Thursday, 27 February 2014

Why sheep should wear dog collars

Sheep need to be treated for ticks and this is usually done by applying acaricide pour-on at regular intervals between April and October when ticks are looking for a blood meal.

The best acaricide is only effective for 8-12 weeks meaning sheep need to be treated 5 times. This is obviously costly and time consuming so we began looking at alternative treatment techniques.

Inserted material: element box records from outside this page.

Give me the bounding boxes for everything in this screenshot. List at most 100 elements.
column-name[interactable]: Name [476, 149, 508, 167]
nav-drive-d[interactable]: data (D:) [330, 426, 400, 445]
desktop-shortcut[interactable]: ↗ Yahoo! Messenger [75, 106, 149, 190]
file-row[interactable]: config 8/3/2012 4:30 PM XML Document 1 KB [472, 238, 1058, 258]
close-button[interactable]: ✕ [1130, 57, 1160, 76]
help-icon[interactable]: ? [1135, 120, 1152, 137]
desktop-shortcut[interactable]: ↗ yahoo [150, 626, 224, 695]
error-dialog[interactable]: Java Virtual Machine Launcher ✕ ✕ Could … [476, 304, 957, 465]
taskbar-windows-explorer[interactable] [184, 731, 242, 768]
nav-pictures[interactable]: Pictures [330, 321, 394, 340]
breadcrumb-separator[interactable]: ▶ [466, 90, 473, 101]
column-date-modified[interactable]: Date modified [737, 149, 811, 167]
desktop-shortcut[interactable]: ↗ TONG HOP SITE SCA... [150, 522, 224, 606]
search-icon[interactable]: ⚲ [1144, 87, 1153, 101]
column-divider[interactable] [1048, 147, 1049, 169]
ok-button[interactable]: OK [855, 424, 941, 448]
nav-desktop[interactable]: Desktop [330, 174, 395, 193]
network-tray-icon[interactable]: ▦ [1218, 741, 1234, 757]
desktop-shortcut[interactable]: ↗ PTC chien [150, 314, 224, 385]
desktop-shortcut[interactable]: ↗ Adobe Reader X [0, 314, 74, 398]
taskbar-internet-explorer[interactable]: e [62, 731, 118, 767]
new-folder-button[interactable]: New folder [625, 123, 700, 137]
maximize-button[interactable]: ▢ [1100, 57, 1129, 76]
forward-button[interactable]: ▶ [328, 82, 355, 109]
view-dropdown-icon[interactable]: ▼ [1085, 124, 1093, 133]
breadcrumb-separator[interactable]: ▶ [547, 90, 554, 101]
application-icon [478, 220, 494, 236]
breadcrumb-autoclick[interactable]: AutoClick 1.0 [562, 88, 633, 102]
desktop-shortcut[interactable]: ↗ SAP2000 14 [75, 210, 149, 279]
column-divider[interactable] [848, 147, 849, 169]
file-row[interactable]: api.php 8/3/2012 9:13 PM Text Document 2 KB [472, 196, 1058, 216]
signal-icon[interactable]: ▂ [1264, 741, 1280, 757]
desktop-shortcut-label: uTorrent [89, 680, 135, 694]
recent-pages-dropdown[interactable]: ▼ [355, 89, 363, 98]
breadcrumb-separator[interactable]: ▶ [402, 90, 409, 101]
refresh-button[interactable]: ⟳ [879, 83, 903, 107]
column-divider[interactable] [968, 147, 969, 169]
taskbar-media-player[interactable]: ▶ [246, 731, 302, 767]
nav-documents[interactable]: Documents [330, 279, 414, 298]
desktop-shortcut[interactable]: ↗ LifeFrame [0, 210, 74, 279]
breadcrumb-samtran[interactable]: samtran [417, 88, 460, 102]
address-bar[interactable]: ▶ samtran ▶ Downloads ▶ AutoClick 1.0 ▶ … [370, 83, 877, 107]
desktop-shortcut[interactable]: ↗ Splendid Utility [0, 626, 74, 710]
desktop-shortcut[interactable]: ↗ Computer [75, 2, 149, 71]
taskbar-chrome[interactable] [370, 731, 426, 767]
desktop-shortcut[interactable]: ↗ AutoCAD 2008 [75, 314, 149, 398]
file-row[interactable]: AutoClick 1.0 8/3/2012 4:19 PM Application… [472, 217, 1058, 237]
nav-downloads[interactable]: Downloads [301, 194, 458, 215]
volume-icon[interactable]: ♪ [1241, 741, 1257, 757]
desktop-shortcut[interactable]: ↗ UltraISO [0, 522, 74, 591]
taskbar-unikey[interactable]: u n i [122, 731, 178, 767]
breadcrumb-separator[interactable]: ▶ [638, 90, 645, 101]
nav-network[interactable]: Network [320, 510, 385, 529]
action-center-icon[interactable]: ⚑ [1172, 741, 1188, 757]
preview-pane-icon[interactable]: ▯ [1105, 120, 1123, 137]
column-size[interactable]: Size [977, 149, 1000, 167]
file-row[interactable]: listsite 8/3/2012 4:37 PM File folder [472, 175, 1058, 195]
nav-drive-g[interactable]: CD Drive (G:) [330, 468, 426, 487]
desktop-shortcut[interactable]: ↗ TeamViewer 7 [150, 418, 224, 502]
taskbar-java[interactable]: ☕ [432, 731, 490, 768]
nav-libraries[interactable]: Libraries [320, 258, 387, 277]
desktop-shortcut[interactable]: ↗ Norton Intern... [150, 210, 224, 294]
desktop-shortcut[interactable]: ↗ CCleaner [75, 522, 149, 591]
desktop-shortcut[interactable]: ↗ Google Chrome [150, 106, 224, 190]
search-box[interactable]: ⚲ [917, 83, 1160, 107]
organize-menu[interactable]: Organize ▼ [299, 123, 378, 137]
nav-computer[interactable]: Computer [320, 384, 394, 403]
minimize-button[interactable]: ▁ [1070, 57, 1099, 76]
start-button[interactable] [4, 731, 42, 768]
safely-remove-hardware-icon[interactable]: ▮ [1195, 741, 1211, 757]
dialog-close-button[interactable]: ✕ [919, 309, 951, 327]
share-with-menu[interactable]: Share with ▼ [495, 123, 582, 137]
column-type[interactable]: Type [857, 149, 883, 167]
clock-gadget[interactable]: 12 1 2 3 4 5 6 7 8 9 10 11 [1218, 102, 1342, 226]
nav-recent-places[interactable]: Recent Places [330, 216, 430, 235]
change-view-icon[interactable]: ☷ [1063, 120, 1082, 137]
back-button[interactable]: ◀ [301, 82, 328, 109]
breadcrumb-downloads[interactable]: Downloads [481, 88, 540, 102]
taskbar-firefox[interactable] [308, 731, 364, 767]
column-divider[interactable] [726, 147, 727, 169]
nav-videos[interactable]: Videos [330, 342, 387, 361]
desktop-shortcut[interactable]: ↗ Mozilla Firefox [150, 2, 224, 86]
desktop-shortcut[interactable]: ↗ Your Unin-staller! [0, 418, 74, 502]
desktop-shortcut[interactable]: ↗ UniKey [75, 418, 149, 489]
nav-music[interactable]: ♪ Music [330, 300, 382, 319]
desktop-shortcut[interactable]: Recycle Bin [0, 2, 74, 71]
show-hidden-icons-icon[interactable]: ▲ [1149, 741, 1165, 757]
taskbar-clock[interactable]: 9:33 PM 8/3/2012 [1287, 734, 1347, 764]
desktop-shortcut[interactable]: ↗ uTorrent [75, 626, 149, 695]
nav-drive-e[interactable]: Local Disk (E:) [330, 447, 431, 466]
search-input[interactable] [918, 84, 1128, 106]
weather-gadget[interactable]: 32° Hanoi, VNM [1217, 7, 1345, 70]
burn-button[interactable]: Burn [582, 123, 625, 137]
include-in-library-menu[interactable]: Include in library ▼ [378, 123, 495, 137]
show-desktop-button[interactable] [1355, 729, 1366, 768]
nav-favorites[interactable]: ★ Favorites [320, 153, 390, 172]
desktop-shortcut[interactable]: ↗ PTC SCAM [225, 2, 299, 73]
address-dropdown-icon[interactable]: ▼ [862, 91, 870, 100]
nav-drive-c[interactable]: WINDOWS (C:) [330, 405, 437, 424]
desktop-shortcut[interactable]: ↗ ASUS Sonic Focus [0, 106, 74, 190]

We conducted an experiment within a tick-infested rough grazing paddock on Rosedale Estate in the North York Moors using 66 sheep, divided into four groups:

1. Fitted with a pendant made from cattle fly tags incorporating 935 milligrammes of cypermethrin and attached to plastic neck collars for sheep.
2. Fitted with a commercial tick collar for large dogs, which contained one gramme of deltamethrin.
3. Treated with Crovect, a conventional pour-on, containing 1.25% w/v cypermethrin, at an application rate of 10 millilitres per 20 kilogrammes live weight of sheep. Sheep were re-treated with Crovect after measuring tick burdens in week 12.
4. A control group with no acaricide treatment.

The Outcome

The graph below shows how tick numbers responded to each of the four treatments. As you can see, after week 14 no ticks were found on those wearing dog collars, unlike those in the other three treatment groups. After week 2 the dog collar had a kill-rate of 93% compared with the control group.

This data has given us reasonable confidence in the effectiveness of dog collars and their ability to stay effective from April to October.